The flawed qwen3.5-enhanced.jinja assistant branch aimed at 3.6, combined with sometimes-unclosed <redacted_thinking> markers, yielded double layering after rendering: vacant synthetic think blocks atop still-open reasoning. Downstream failures looked like ignored tools and polluted tool responses—not always mistakable for NCCL deadlocks.

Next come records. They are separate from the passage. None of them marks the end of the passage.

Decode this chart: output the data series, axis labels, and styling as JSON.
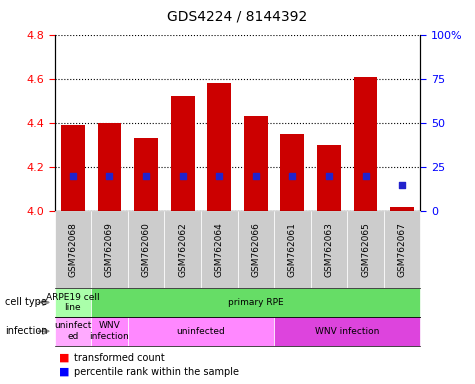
{
  "title": "GDS4224 / 8144392",
  "samples": [
    "GSM762068",
    "GSM762069",
    "GSM762060",
    "GSM762062",
    "GSM762064",
    "GSM762066",
    "GSM762061",
    "GSM762063",
    "GSM762065",
    "GSM762067"
  ],
  "transformed_counts": [
    4.39,
    4.4,
    4.33,
    4.52,
    4.58,
    4.43,
    4.35,
    4.3,
    4.61,
    4.02
  ],
  "percentile_ranks": [
    20,
    20,
    20,
    20,
    20,
    20,
    20,
    20,
    20,
    15
  ],
  "ylim_left": [
    4.0,
    4.8
  ],
  "ylim_right": [
    0,
    100
  ],
  "yticks_left": [
    4.0,
    4.2,
    4.4,
    4.6,
    4.8
  ],
  "yticks_right": [
    0,
    25,
    50,
    75,
    100
  ],
  "ytick_labels_right": [
    "0",
    "25",
    "50",
    "75",
    "100%"
  ],
  "bar_color": "#cc0000",
  "bar_bottom": 4.0,
  "percentile_color": "#2222cc",
  "cell_type_groups": [
    {
      "label": "ARPE19 cell\nline",
      "start": 0,
      "end": 0,
      "color": "#aaffaa"
    },
    {
      "label": "primary RPE",
      "start": 1,
      "end": 9,
      "color": "#66dd66"
    }
  ],
  "infection_groups": [
    {
      "label": "uninfect\ned",
      "start": 0,
      "end": 0,
      "color": "#ffaaff"
    },
    {
      "label": "WNV\ninfection",
      "start": 1,
      "end": 1,
      "color": "#ff88ff"
    },
    {
      "label": "uninfected",
      "start": 2,
      "end": 5,
      "color": "#ff88ff"
    },
    {
      "label": "WNV infection",
      "start": 6,
      "end": 9,
      "color": "#dd44dd"
    }
  ],
  "bar_width": 0.65,
  "tick_label_fontsize": 6.5,
  "title_fontsize": 10,
  "sample_label_bg": "#cccccc"
}
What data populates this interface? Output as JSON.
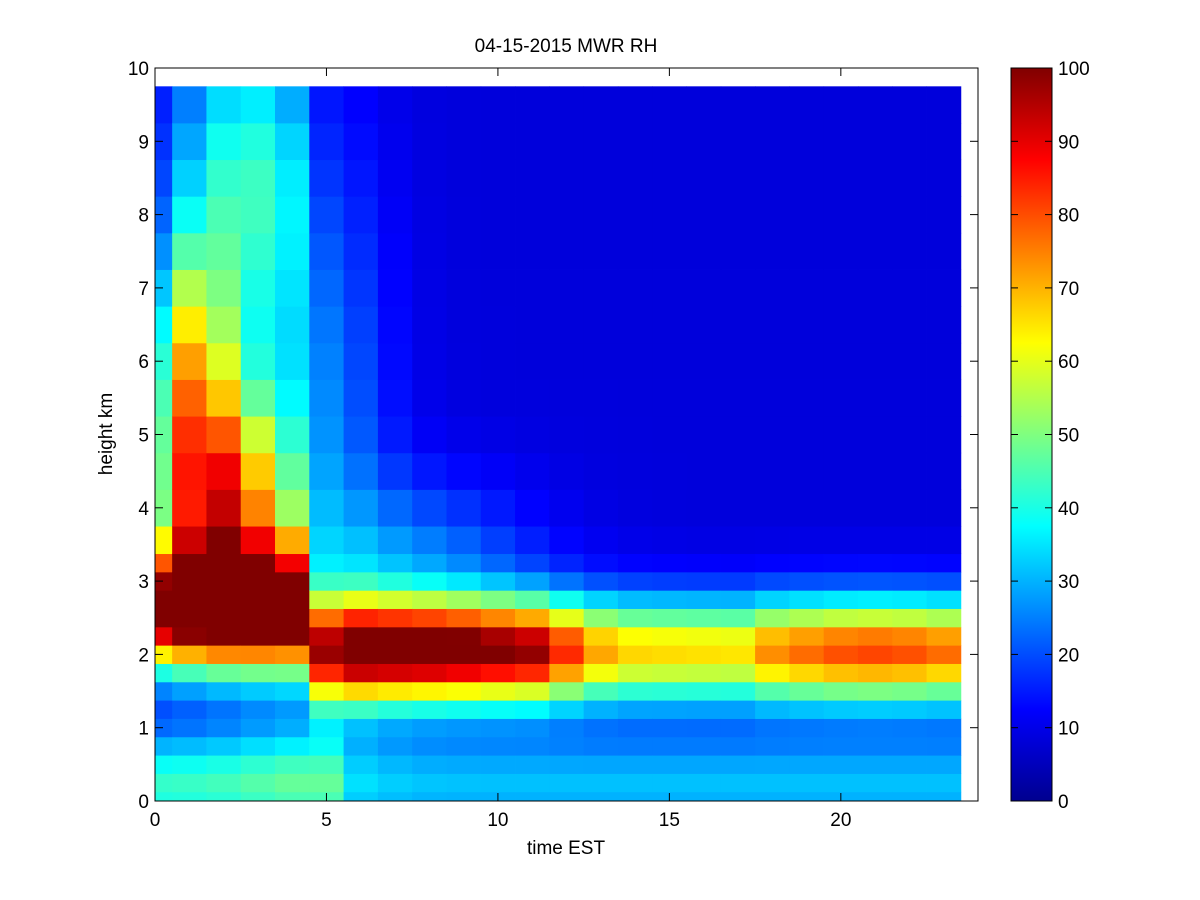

qwen3.5-enhanced.jinja could look less explosive on 3.5 partly because an empty reasoning_content skipped an extra synthetic wrapper—not because it healed think markup—and partly because Qwen 3.5 in my experience does not keep a thinking block alive the way 3.6 does, so prefix pollution rarely compounds. That skip disappeared on the faulty 3.6-on-3.5 path, and 3.6 does sustain interleaved thinking, so preserve_thinking=false on the old file masked double-layer tool failures while dirty prefixes became a first-class problem.

qwen3.6-enhanced.jinja uses pre-split self-healing to insert the missing close where needed so tool_call is not trapped inside an unterminated think region and the serialized history is not stuck carrying an endless “still thinking” span before the tool payload. That is what lets preserve_thinking work without the old trade-off between trace fidelity and clean conditioning. Operationally, keep parser and GPU settings from April; swap --chat-template and revisit preserve_thinking as intended rather than forced off. qwen36_27B_36jinja_project is the end-to-end proof repository for this template path.